I love the way that morning mist renders even the most familiar landscape a little bit unknown and mysterious.
I’ve lived in the same place for 19 years, and although much has changed in that time, physical alterations have been gradual, each settling more or less gently into the neighbourhood.
Until recently.
In the last year or so, a large number of modest houses have been demolished to be make way for McMansions. In the latest case, there was sufficient land around the old house to be subdivided into seven lots, each priced at just over a million dollars.
That’s right. For a NZ$1,050,000 (1) you can own 600m2 of bare suburban land upon which to build your dream home. As long as your dream complies with the (usually quite restrictive) building covenants on such developments.
I hardly know where to start with my list of concerns about this trend. The increasing homogenization of an already elite neighbourhood? The massive environmental footprints of the new houses?
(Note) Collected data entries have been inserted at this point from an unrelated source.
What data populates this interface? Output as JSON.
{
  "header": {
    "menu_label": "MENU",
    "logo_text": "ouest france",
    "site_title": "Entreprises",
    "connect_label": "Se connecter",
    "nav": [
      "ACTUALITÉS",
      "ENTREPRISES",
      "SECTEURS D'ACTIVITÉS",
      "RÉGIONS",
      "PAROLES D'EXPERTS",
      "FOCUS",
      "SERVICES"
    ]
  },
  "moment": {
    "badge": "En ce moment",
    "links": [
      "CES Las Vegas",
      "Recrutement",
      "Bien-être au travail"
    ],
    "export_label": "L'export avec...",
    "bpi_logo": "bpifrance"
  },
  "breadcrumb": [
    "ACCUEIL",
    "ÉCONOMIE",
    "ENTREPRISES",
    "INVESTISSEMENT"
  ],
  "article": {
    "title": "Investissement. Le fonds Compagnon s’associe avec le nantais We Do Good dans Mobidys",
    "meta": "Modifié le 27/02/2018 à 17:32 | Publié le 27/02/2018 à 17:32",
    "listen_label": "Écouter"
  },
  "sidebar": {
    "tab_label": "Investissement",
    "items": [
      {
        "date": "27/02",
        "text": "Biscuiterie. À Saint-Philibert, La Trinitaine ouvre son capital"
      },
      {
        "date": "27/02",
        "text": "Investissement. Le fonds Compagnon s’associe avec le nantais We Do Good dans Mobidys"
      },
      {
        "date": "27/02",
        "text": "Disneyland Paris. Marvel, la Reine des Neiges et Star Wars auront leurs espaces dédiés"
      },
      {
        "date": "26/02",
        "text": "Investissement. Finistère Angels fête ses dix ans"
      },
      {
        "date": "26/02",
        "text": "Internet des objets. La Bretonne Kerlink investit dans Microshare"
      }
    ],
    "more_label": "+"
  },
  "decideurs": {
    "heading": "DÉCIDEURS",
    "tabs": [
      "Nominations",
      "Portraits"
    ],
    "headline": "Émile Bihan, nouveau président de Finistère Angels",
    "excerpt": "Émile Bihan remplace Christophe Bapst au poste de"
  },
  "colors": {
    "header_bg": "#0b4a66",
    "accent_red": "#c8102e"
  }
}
The obscenity of building mansions when there are families only a few miles away living in their cars?
When I noticed this week’s Lens-Artists Challenge theme was “around the neigbourhood”, I set out for a walk intending to capture some of the beauty and charm of the place where I live.
What worries me is that so much of that charm is being destroyed, and what’s left will only be accessible to the wealthy few.
(1) $1,050,000 = around US$719,000, approx £541,500, just over 1,000,000 Australian dollars, or €635,000.